America’s Health Insurance Plans (AHIP), the leading trade group for insurance companies, and Blue Cross Blue Shield Association urged congressional leaders in a letter last week to provide temporary “federal risk mitigation programs to support the financial stability of plans that incur extraordinary, unplanned costs in 2020 and 2021 due to COVID-19.”
However, some health experts argue insurers aren’t necessarily losing money due to COVID-19. While thousands of people are getting treated and tested for the virus, most states have postponed nonessential surgeries, like knee and hip replacements, to make room at hospitals for coronavirus patients.
“Obviously there’s an increased need for health care from COVID, but a decrease in health care demand in many other parts of the industry,” said Cynthia Cox, vice president at the Kaiser Family Foundation and director for the program on the ACA.
Several of AHIP’s members sell plans in the individual and small group markets, where insurers are prohibited from increasing premiums to recoup the previous year’s financial losses. Insurers can only base rate increases on what they expect to spend on health care in the coming year, and those must be reviewed by state regulators.
However, they can increase premiums if they expect the pandemic and its associated health costs to carry into 2021.
Insurers could also increase premiums if they expect to face higher costs next year as patients reschedule nonessential surgeries and procedures that were canceled in 2020 because of the virus.
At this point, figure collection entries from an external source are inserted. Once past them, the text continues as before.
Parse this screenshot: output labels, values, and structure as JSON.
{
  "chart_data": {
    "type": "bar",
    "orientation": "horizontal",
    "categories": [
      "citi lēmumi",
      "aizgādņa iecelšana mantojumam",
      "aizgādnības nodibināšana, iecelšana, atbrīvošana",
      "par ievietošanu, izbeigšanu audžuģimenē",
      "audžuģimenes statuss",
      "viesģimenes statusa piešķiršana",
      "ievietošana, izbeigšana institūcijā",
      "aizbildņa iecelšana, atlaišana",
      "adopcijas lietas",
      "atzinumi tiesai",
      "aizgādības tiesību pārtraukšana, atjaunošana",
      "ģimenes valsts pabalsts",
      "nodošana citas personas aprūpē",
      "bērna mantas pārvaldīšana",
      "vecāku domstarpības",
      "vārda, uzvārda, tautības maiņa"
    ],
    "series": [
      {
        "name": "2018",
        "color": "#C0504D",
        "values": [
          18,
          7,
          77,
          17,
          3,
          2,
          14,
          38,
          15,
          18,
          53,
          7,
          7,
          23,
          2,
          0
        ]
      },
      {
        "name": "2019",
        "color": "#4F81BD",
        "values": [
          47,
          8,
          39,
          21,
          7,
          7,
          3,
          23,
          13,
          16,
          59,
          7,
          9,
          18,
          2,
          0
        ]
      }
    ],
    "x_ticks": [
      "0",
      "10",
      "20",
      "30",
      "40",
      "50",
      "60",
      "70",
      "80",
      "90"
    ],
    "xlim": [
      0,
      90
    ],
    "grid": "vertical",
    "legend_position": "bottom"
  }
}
Insurers participating in those markets will submit their initial rate filings in June.
“I strongly expect to see those rates all over the place because we’re going to be dealing with actuaries that don’t know a lot of these unknowns and are trying to apply good faith guesses,” said David Anderson, a research associate at Duke University’s Margolis Center for Health Policy.
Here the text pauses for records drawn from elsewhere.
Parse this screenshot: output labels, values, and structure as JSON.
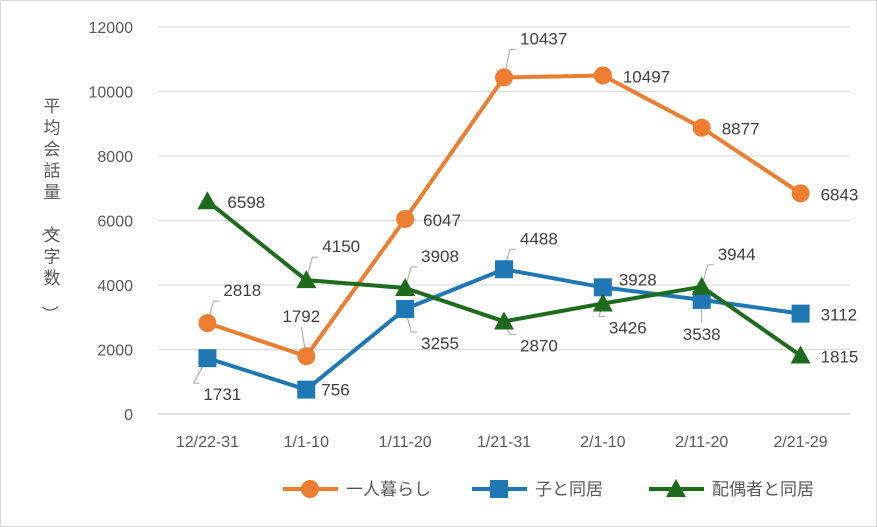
{
  "chart_data": {
    "type": "line",
    "categories": [
      "12/22-31",
      "1/1-10",
      "1/11-20",
      "1/21-31",
      "2/1-10",
      "2/11-20",
      "2/21-29"
    ],
    "ylabel": "平均会話量（文字数）",
    "ylim": [
      0,
      12000
    ],
    "yticks": [
      0,
      2000,
      4000,
      6000,
      8000,
      10000,
      12000
    ],
    "grid": true,
    "legend_position": "bottom",
    "series": [
      {
        "name": "一人暮らし",
        "color": "#ED7D31",
        "marker": "circle",
        "values": [
          2818,
          1792,
          6047,
          10437,
          10497,
          8877,
          6843
        ]
      },
      {
        "name": "子と同居",
        "color": "#1F77B4",
        "marker": "square",
        "values": [
          1731,
          756,
          3255,
          4488,
          3928,
          3538,
          3112
        ]
      },
      {
        "name": "配偶者と同居",
        "color": "#1E6B1E",
        "marker": "triangle",
        "values": [
          6598,
          4150,
          3908,
          2870,
          3426,
          3944,
          1815
        ]
      }
    ]
  }
}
Those rates, which aren’t finalized until the fall, could change if more information is gleaned about the scope and duration of the outbreak.
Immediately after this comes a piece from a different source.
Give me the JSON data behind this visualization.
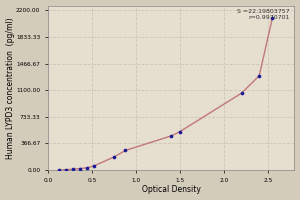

There are nearly 561,000 confirmed COVID-19 cases in the U.S., including 23,000 deaths, as of Monday evening. But a total of 61,000 people could die by Aug. 4, according to projections by the Institute for Health Metrics and Evaluation at the University of Washington.
Some public health experts think a second wave could hit the U.S. in the fall, leading to more cases and deaths.
Most consumers in the individual market will be shielded from any premium increases because they receive subsidies from the federal government. But the coronavirus could lead to overall increased health care costs in the U.S., which hit $3.6 trillion in 2018.
Cox said a risk corridor program could incentivize insurers to keep premium increases lower than they would without assistance from the federal government.
House Democrats included a risk corridor provision in one of the coronavirus response bills, but it was stripped out before reaching President Trump’s desk. A senior Democratic aide said the provision remains a priority for the party in upcoming coronavirus measures.
Still, Tom Kornfield, a senior consultant at Avalere and former vice president of Medicare policy at AHIP, said anything related to the politically charged ACA has historically been difficult to get passed through a divided Congress. Indeed, a bipartisan bill aimed at stabilizing the ACA marketplaces failed to get a vote in 2017, despite being co-sponsored by the top Republican on the Senate Health Committee.
“We’re in the situation that we’ve been in with the ACA, where it is obviously a hot political topic. There is a lot of disagreement between the parties, so it’s that much harder to come up with legislation and get it passed,” he said.